Monitoring Adherence and Defaulting for Antiretroviral Therapy in 5 East African Countries: An Urgent Need for Standards

Journal Article
  • John Chalker
  • Tenaw Andualem
  • Omary Minzi
  • Joseph Ntaganira
  • Atieno Ojoo
  • Paul Waako
  • Dennis Ross-Degnan
Journal of the International Association of Providers of AIDS Care
July 2008; 7 (4): 193-9. DOI: 10.1177/1545109708320687.


Objectives: A cross-sectional survey was performed in 24 systems of care providing antiretroviral medications in Ethiopia, Kenya, Rwanda, Tanzania, and Uganda to examine current practices in monitoring rates of treatment adherence and defaulting.

Results: Only 20 of 48 facilities reported routinely measuring individual patient adherence levels; only 12 measured rates of adherence for the clinic population. The rules for determining which patients were included in the calculation of rates were unclear. Fourteen different definitions of treatment defaulting were in use.
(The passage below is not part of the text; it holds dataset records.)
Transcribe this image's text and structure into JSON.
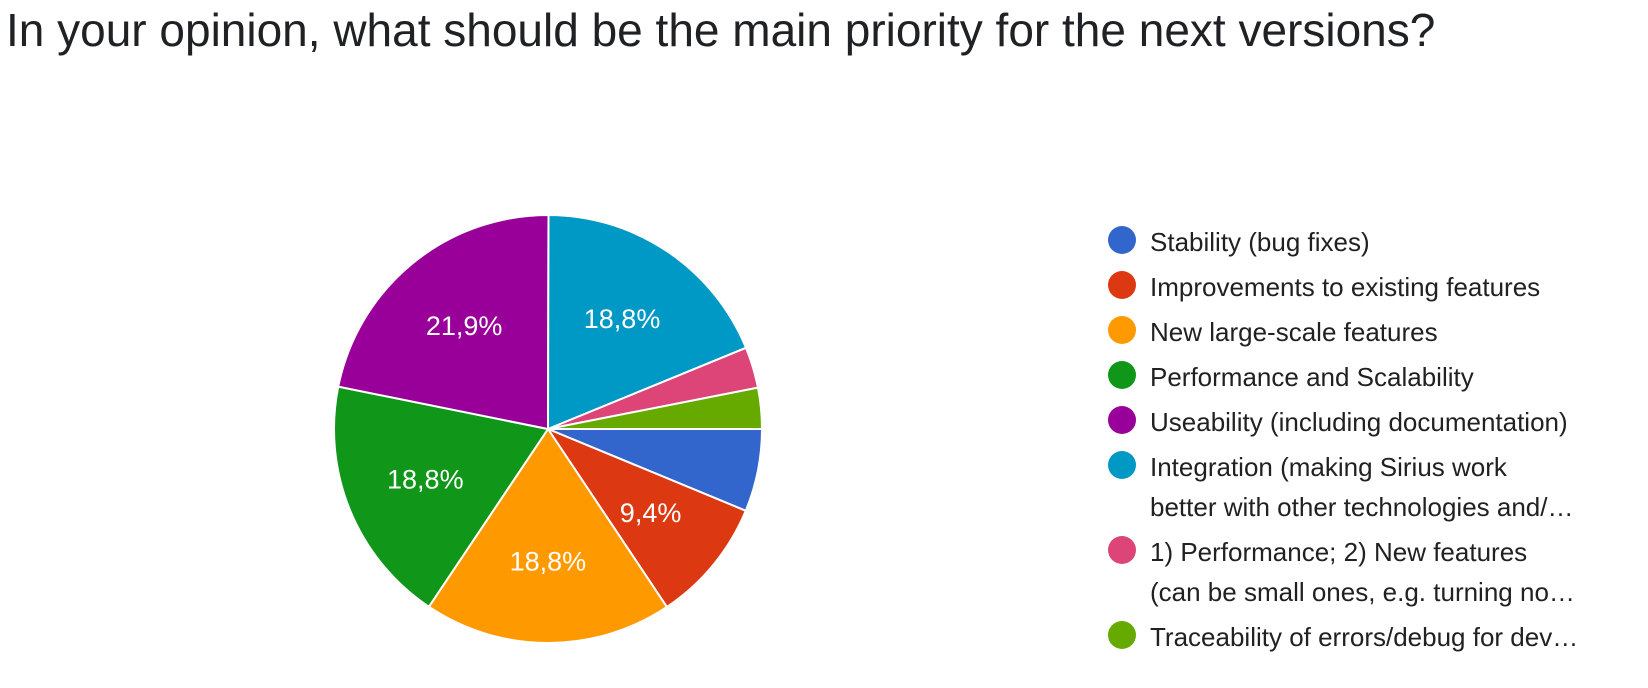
{
  "title": "In your opinion, what should be the main priority for the next versions?",
  "chart_data": {
    "type": "pie",
    "title": "In your opinion, what should be the main priority for the next versions?",
    "legend_position": "right",
    "slices": [
      {
        "label": "Stability (bug fixes)",
        "legend_lines": [
          "Stability (bug fixes)"
        ],
        "value": 6.25,
        "color": "#3366cc",
        "display": ""
      },
      {
        "label": "Improvements to existing features",
        "legend_lines": [
          "Improvements to existing features"
        ],
        "value": 9.4,
        "color": "#dc3912",
        "display": "9,4%"
      },
      {
        "label": "New large-scale features",
        "legend_lines": [
          "New large-scale features"
        ],
        "value": 18.8,
        "color": "#ff9900",
        "display": "18,8%"
      },
      {
        "label": "Performance and Scalability",
        "legend_lines": [
          "Performance and Scalability"
        ],
        "value": 18.8,
        "color": "#109618",
        "display": "18,8%"
      },
      {
        "label": "Useability (including documentation)",
        "legend_lines": [
          "Useability (including documentation)"
        ],
        "value": 21.9,
        "color": "#990099",
        "display": "21,9%"
      },
      {
        "label": "Integration (making Sirius work better with other technologies and/…",
        "legend_lines": [
          "Integration (making Sirius work",
          "better with other technologies and/…"
        ],
        "value": 18.8,
        "color": "#0099c6",
        "display": "18,8%"
      },
      {
        "label": "1) Performance; 2) New features (can be small ones, e.g. turning no…",
        "legend_lines": [
          "1) Performance; 2) New features",
          "(can be small ones, e.g. turning no…"
        ],
        "value": 3.1,
        "color": "#dd4477",
        "display": ""
      },
      {
        "label": "Traceability of errors/debug for dev…",
        "legend_lines": [
          "Traceability of errors/debug for dev…"
        ],
        "value": 3.1,
        "color": "#66aa00",
        "display": ""
      }
    ]
  }
}
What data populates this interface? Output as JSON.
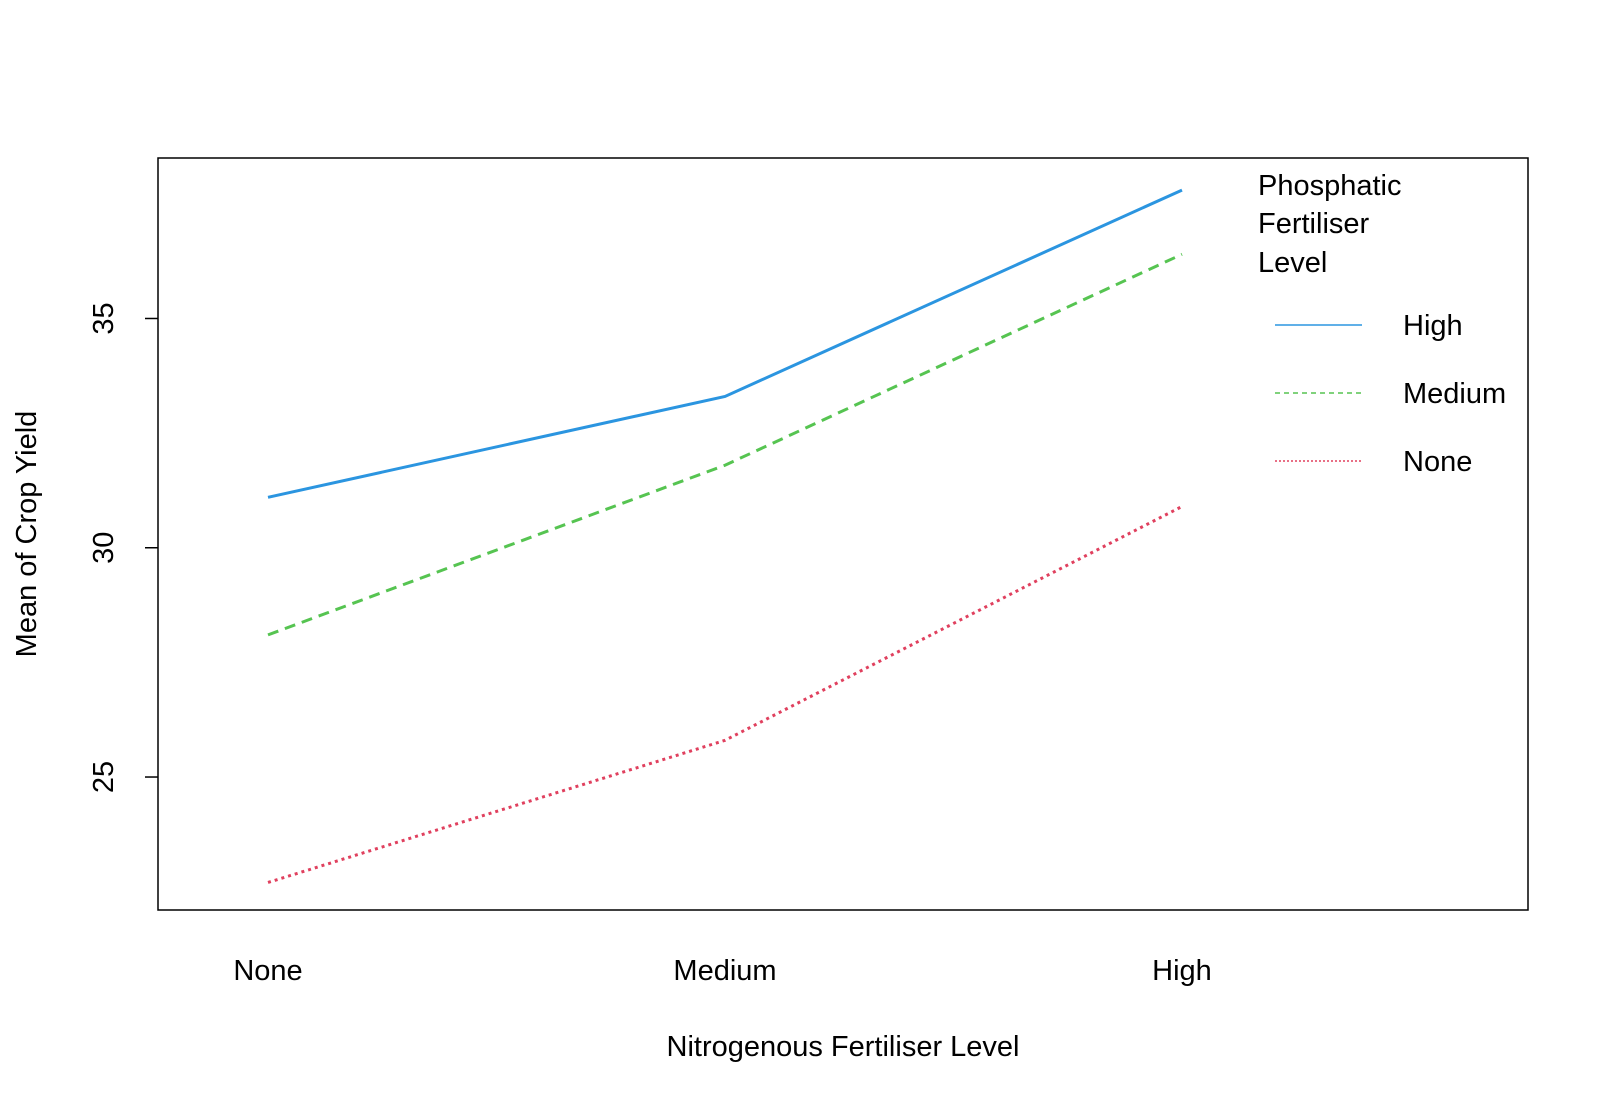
{
  "chart_data": {
    "type": "line",
    "xlabel": "Nitrogenous Fertiliser Level",
    "ylabel": "Mean of Crop Yield",
    "categories": [
      "None",
      "Medium",
      "High"
    ],
    "ylim": [
      22.1,
      38.5
    ],
    "yticks": [
      25,
      30,
      35
    ],
    "grid": false,
    "legend": {
      "title_lines": [
        "Phosphatic",
        "Fertiliser",
        "Level"
      ],
      "placement": "top-right"
    },
    "series": [
      {
        "name": "High",
        "values": [
          31.1,
          33.3,
          37.8
        ],
        "color": "#2b95e0",
        "style": "solid"
      },
      {
        "name": "Medium",
        "values": [
          28.1,
          31.8,
          36.4
        ],
        "color": "#56c451",
        "style": "dashed"
      },
      {
        "name": "None",
        "values": [
          22.7,
          25.8,
          30.9
        ],
        "color": "#e0405e",
        "style": "dotted"
      }
    ]
  }
}
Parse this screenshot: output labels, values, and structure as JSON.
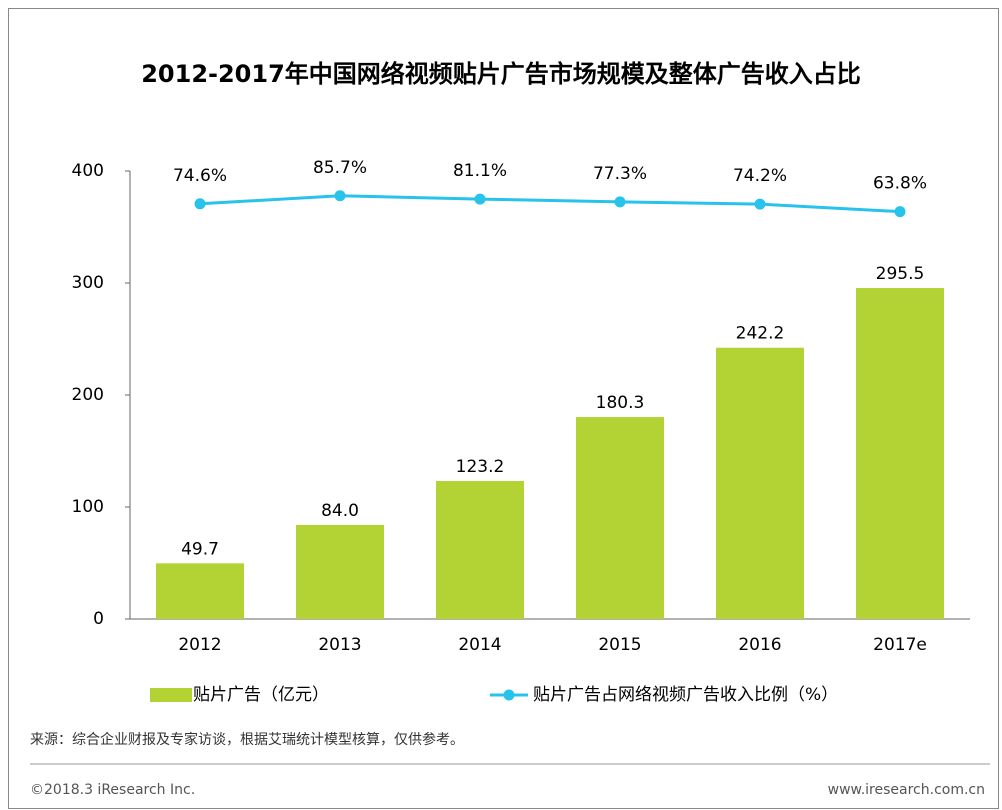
{
  "chart_data": {
    "type": "bar_line",
    "title": "2012-2017年中国网络视频贴片广告市场规模及整体广告收入占比",
    "categories": [
      "2012",
      "2013",
      "2014",
      "2015",
      "2016",
      "2017e"
    ],
    "series": [
      {
        "name": "贴片广告（亿元）",
        "color": "#b3d335",
        "type": "bar",
        "values": [
          49.7,
          84.0,
          123.2,
          180.3,
          242.2,
          295.5
        ],
        "value_labels": [
          "49.7",
          "84.0",
          "123.2",
          "180.3",
          "242.2",
          "295.5"
        ]
      },
      {
        "name": "贴片广告占网络视频广告收入比例（%）",
        "color": "#27c3ea",
        "type": "line",
        "axis": "y2",
        "values": [
          74.6,
          85.7,
          81.1,
          77.3,
          74.2,
          63.8
        ],
        "value_labels": [
          "74.6%",
          "85.7%",
          "81.1%",
          "77.3%",
          "74.2%",
          "63.8%"
        ]
      }
    ],
    "ylim": [
      0,
      400
    ],
    "yticks": [
      0,
      100,
      200,
      300,
      400
    ],
    "y2lim": [
      -500,
      120
    ],
    "source": "来源：综合企业财报及专家访谈，根据艾瑞统计模型核算，仅供参考。",
    "copyright": "©2018.3 iResearch Inc.",
    "website": "www.iresearch.com.cn"
  }
}
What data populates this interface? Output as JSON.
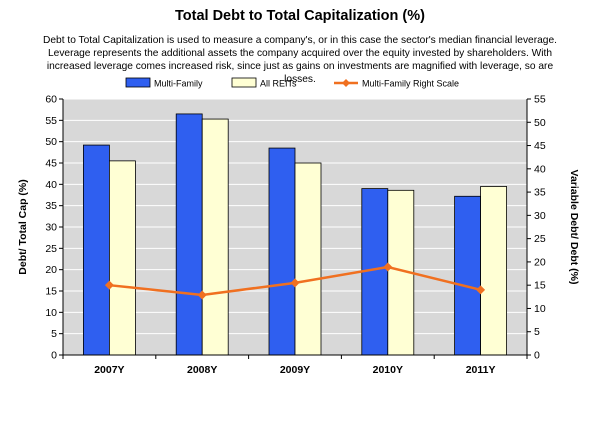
{
  "chart_data": {
    "type": "bar",
    "title": "Total Debt to Total Capitalization (%)",
    "subtitle": "Debt to Total Capitalization is used to measure a company's, or in this case the sector's median financial leverage.  Leverage represents the additional assets the company acquired over the equity invested by shareholders.  With increased leverage comes increased risk, since just as gains on investments are magnified with leverage, so are losses.",
    "categories": [
      "2007Y",
      "2008Y",
      "2009Y",
      "2010Y",
      "2011Y"
    ],
    "series": [
      {
        "name": "Multi-Family",
        "type": "bar",
        "axis": "left",
        "color": "#2f5ff0",
        "values": [
          49.2,
          56.5,
          48.5,
          39.0,
          37.2
        ]
      },
      {
        "name": "All REITs",
        "type": "bar",
        "axis": "left",
        "color": "#ffffd4",
        "values": [
          45.5,
          55.3,
          45.0,
          38.6,
          39.5
        ]
      },
      {
        "name": "Multi-Family Right Scale",
        "type": "line",
        "axis": "right",
        "color": "#f07020",
        "values": [
          15.0,
          12.9,
          15.5,
          18.9,
          14.0
        ]
      }
    ],
    "ylabel": "Debt/ Total Cap (%)",
    "ylabel_right": "Variable Debt/ Debt (%)",
    "ylim": [
      0,
      60
    ],
    "yticks": [
      0,
      5,
      10,
      15,
      20,
      25,
      30,
      35,
      40,
      45,
      50,
      55,
      60
    ],
    "ylim_right": [
      0,
      55
    ],
    "yticks_right": [
      0,
      5,
      10,
      15,
      20,
      25,
      30,
      35,
      40,
      45,
      50,
      55
    ],
    "grid": true,
    "legend": "top"
  }
}
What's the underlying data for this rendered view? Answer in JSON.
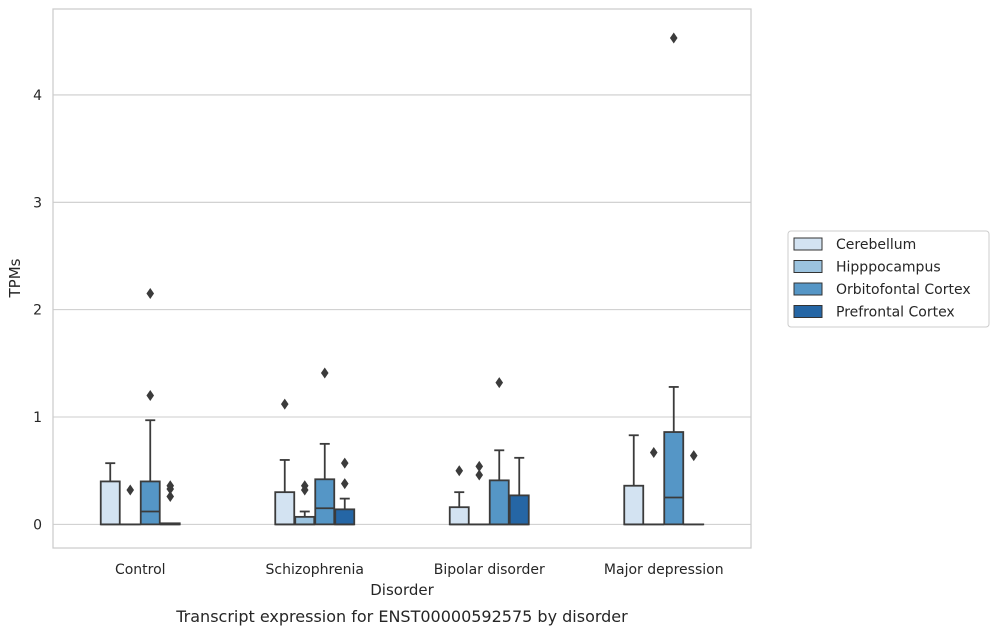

Facilities routinely gather potentially useful data, but the frequency of doing so varied widely.

Conclusions: Individual and program treatment adherence and defaulting are not routinely monitored; when done, the operational definitions and methods varied widely, making comparisons across programs unreliable. There is a pressing need to determine which measures are the most feasible and reliable to collect, the most useful for clinical counseling, and most informative for program management.